Fed rate cut decision risks investor 'angst' — here's what strategists are saying

With the Federal Reserve poised to start cutting interest rates Wednesday, investors cautioned against policy “angst,” calling for a gradual easing cycle to build confidence in the economy.

Speaking at the Future Proof festival in California, David Kelly, chief global strategist for JPMorgan Asset Management, said the central bank risked “freaking people out” by being too hawkish.

“If they cut rates aggressively here, they're going to undermine confidence,” Kelly said in an interview with Yahoo Finance. “It’s kind of like lowering a piano down from the fourth floor of the building. You've got to do it slowly and carefully.”

The FOMC meeting is set to officially bring an end to a years-long tightening campaign to cool inflation, marking a significant shift in policy. The most recent Consumer Price Index (CPI) showed prices increased 2.5% year on year in August, the slowest rate of increase since 2021, putting inflation within reach of the Fed's 2% target.

JPMorgan's David Kelly noted that the Fed's policy decision is like "lowering a piano down from the fourth floor of the building. You've got to do it slowly and carefully.” (Leon Neal/Getty Images) · (Leon Neal via Getty Images)

But Wall Street has remained divided on how aggressively the Fed should move to protect the labor market and avoid a recession — and on whether to cut interest rates by 25 or 50 basis points. Kelly struck an optimistic tone, saying that while growth is likely slow, the risks of a significant economic downturn remain low.

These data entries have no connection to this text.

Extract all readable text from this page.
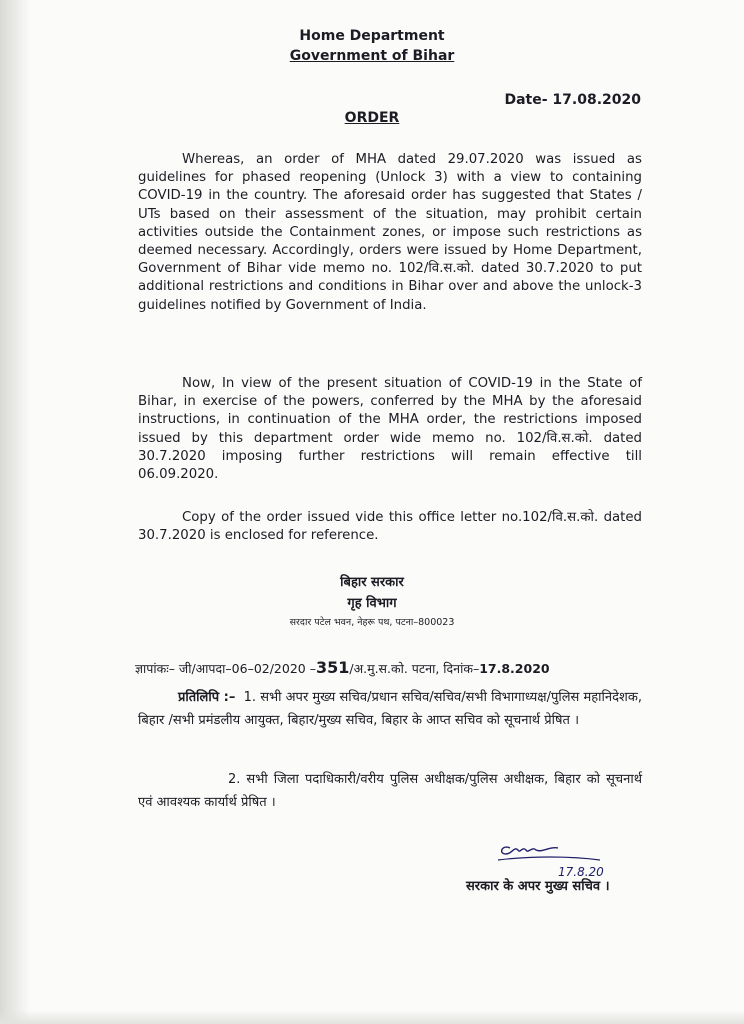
Home Department
Government of Bihar
Date- 17.08.2020
ORDER

Whereas, an order of MHA dated 29.07.2020 was issued as guidelines for phased reopening (Unlock 3) with a view to containing COVID-19 in the country. The aforesaid order has suggested that States / UTs based on their assessment of the situation, may prohibit certain activities outside the Containment zones, or impose such restrictions as deemed necessary. Accordingly, orders were issued by Home Department, Government of Bihar vide memo no. 102/वि.स.को. dated 30.7.2020 to put additional restrictions and conditions in Bihar over and above the unlock-3 guidelines notified by Government of India.

Now, In view of the present situation of COVID-19 in the State of Bihar, in exercise of the powers, conferred by the MHA by the aforesaid instructions, in continuation of the MHA order, the restrictions imposed issued by this department order wide memo no. 102/वि.स.को. dated 30.7.2020 imposing further restrictions will remain effective till 06.09.2020.

Copy of the order issued vide this office letter no.102/वि.स.को. dated 30.7.2020 is enclosed for reference.

बिहार सरकार
गृह विभाग
सरदार पटेल भवन, नेहरू पथ, पटना–800023
ज्ञापांकः– जी/आपदा–06–02/2020 –351/अ.मु.स.को. पटना, दिनांक–17.8.2020

प्रतिलिपि :– 1. सभी अपर मुख्य सचिव/प्रधान सचिव/सचिव/सभी विभागाध्यक्ष/पुलिस महानिदेशक, बिहार /सभी प्रमंडलीय आयुक्त, बिहार/मुख्य सचिव, बिहार के आप्त सचिव को सूचनार्थ प्रेषित ।

2. सभी जिला पदाधिकारी/वरीय पुलिस अधीक्षक/पुलिस अधीक्षक, बिहार को सूचनार्थ एवं आवश्यक कार्यार्थ प्रेषित ।

17.8.20
सरकार के अपर मुख्य सचिव ।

"In the end, you've got to give me a reason why consumers stop spending, and I think it takes a lot to make American consumers stop spending," Kelly said.

Retail sales data released Monday pointed to the relative resilience among consumers. Sales increased unexpectedly in August by 0.1%, while the July data was revised up to 1.1%. That comes as the labor market starts to show signs of slowing, as the US economy added fewer jobs than expected in August.

Saira Malik, president of Nuveen equities and fixed income, said the cycle of high inflation and interest rate increases will eventually hit the consumer. She forecasts an economic recession "sometime" in 2025.

"We are definitely cautious," Malik said at Future Proof. "Look at history. Employment markets tend to crack right when a recession starts, so you cannot depend on employment telling you when a recession is coming."

Bryan Whalen, chief investment officer at TCW’s fixed income group, echoed those sentiments. The Fed’s policy shift may defer a downturn in the economy, but it’s unlikely to prevent it, he said.

“Whether it's going to be a mild recession or a moderate recession, I think a lot of that's going to be determined by the Fed reaction function, how bad things get,” Whalen said. “Does something break in the capital markets? And then how do they react from a rate and a [quantitative easing] perspective? That will determine how deep this goes.”